Зимой 1821 года в королевском дворце в Берлине устроили праздники — целый ряд — в честь сестры Вильгельма принцессы Шарлотты, вышедшей замуж за великого князя Николая, наследника российского престола, и прибывшей с мужем навестить родных. Балы, концерты, живые картины, последовали один за другим. Юная Элиза, естественно, принимала участие во всех этих увеселениях со свойственным ее возрасту воодушевлением. Тем более что на небе ее счастья больше не возникало ни единого облачка. Жила как во сне, в блистательной толпе видела лишь своего дорогого, единственного Вильгельма; делала вид, что не замечает знаков внимания, которые оказывал ей с ее красотой, наследный принц Фридрих Вильгельм. Он для нее всего лишь брат возлюбленного!
Что касается Вильгельма, он купался в волнах романтизма со странным чувством, что ежесекундно рискует умереть от распирающей его страстной любви.
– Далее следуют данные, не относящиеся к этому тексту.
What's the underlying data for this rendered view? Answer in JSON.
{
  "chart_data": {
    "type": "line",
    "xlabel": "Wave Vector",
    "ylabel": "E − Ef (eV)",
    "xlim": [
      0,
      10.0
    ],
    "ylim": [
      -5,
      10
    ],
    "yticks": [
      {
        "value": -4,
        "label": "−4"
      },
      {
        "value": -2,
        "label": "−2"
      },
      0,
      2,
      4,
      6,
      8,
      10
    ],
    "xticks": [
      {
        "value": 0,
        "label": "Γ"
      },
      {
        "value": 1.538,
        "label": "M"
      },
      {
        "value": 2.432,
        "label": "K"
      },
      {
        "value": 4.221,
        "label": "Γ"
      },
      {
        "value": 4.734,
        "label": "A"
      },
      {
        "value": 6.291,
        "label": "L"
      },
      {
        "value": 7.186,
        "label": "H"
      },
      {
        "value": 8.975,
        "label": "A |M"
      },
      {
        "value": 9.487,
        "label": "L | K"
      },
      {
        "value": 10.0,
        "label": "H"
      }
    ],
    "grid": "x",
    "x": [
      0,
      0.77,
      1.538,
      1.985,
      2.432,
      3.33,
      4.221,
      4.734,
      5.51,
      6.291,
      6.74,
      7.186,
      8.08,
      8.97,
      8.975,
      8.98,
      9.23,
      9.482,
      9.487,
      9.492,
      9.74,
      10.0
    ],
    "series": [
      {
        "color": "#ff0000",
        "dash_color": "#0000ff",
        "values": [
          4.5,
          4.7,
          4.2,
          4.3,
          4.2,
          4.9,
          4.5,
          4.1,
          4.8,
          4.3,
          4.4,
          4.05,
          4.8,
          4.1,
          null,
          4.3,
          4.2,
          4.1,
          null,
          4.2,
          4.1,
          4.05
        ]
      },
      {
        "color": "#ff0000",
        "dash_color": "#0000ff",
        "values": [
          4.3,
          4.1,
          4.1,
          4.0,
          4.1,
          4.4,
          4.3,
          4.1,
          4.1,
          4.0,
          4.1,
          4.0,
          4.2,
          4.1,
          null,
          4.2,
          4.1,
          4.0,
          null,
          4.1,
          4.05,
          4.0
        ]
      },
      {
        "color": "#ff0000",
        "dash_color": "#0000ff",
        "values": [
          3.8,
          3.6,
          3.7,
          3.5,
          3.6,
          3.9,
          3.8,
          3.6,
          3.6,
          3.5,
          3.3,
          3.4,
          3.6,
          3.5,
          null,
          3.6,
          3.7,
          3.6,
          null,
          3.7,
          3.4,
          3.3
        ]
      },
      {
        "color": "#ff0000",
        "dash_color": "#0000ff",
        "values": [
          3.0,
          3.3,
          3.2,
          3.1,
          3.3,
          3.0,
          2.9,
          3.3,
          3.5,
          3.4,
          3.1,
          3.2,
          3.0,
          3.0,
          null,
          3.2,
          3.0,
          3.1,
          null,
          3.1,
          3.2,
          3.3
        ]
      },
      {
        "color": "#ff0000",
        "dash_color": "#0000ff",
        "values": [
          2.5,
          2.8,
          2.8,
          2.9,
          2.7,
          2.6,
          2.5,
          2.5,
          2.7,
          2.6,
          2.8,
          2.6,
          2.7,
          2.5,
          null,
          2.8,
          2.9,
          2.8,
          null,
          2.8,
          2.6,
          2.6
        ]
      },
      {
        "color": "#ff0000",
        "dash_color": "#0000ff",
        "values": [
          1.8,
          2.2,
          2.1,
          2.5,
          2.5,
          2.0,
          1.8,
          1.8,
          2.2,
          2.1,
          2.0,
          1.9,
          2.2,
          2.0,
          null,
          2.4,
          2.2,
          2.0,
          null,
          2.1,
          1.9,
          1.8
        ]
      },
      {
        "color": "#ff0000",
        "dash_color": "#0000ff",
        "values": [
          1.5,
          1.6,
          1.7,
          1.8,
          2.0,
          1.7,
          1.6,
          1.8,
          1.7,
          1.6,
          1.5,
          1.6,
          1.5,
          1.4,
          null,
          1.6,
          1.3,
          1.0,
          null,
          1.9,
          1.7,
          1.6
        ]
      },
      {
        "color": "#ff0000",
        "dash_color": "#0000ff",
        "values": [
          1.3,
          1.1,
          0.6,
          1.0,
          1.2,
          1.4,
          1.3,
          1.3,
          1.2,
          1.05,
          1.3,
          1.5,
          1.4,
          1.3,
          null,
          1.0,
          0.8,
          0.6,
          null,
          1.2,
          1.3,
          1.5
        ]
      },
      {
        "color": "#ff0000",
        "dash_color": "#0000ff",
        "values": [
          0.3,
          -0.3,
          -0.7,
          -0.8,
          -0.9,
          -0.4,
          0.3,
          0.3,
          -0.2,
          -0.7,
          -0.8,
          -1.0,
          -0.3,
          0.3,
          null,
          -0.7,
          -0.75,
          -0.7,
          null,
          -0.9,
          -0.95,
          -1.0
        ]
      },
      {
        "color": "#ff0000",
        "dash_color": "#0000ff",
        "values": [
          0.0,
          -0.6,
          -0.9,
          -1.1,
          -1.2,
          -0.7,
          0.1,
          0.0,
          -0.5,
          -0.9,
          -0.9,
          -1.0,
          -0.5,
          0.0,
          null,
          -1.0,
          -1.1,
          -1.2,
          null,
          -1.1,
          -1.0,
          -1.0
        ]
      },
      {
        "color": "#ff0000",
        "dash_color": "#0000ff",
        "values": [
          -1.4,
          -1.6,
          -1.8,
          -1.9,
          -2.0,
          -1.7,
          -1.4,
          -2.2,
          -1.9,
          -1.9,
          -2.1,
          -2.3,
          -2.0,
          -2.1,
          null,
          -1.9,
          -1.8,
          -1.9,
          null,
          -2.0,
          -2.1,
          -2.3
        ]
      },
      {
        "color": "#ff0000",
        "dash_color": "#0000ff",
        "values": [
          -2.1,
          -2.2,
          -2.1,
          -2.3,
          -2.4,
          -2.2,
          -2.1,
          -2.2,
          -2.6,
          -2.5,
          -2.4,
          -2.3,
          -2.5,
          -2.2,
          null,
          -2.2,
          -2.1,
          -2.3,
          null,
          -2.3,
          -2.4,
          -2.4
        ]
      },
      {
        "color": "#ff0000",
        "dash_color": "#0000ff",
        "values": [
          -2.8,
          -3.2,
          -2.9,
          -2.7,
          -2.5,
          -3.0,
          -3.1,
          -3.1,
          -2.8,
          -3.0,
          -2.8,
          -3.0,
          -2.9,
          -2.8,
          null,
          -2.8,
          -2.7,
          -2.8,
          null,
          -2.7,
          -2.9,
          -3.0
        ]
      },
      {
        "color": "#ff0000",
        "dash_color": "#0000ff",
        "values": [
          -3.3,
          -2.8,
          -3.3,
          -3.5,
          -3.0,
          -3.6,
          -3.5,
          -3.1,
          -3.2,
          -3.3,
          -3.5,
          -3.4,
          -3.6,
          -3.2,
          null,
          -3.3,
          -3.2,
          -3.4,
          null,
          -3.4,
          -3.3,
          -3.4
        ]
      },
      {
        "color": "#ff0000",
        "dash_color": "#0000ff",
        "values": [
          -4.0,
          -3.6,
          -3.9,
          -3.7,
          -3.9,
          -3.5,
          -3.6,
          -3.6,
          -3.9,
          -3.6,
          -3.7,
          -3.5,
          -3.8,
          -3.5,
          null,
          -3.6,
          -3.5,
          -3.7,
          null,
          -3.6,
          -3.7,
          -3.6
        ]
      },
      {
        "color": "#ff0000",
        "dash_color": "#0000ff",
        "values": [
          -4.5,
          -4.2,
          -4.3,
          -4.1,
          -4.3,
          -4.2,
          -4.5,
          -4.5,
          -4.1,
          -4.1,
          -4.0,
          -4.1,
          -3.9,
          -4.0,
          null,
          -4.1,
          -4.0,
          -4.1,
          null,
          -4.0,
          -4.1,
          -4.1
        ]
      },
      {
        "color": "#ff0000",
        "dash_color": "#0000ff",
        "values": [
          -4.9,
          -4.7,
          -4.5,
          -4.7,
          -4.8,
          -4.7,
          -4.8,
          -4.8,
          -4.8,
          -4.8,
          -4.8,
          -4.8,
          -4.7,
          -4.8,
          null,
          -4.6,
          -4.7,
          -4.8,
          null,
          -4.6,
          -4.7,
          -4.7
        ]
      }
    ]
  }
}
Однажды вечером этот крепкий, здоровый молодой человек едва не упал в обморок; увидел в одной из живых картин свою Элизу, в лазурных муслинах, исполнявшую роль юной гурии, которую свирепые стражники остановили у дверей рая, — его чувствительная душа увидела в этом плохое предзнаменование.
Позже, на балу, — она появилась в белом шелковом платье, украшенном белоснежным лебедем, — подумал: «Как прекрасна!» — и едва не разрыдался снова. Никто и никогда не любил так, как он! Никогда прусская сентиментальность не достигала таких вершин в жизни принцев!
Однако при дворе был некто, от чьего взора не ускользнуло это странное поведение. Принцесса Шарлотта, ставшая в результате женитьбы и благодаря русской православной церкви великой княгиней Александрой Федоровной и ждавшая дня, когда станет царицей, всегда питала к младшему брату чувство, которое можно назвать тайным предпочтением. Она хорошо его знала, и то, что он влюблен — раньше не замечала, — не ускользнуло от нее. Однажды утром решила его исповедовать:
— Скажи, Вильгельм, ты любишь эту юную Элизу?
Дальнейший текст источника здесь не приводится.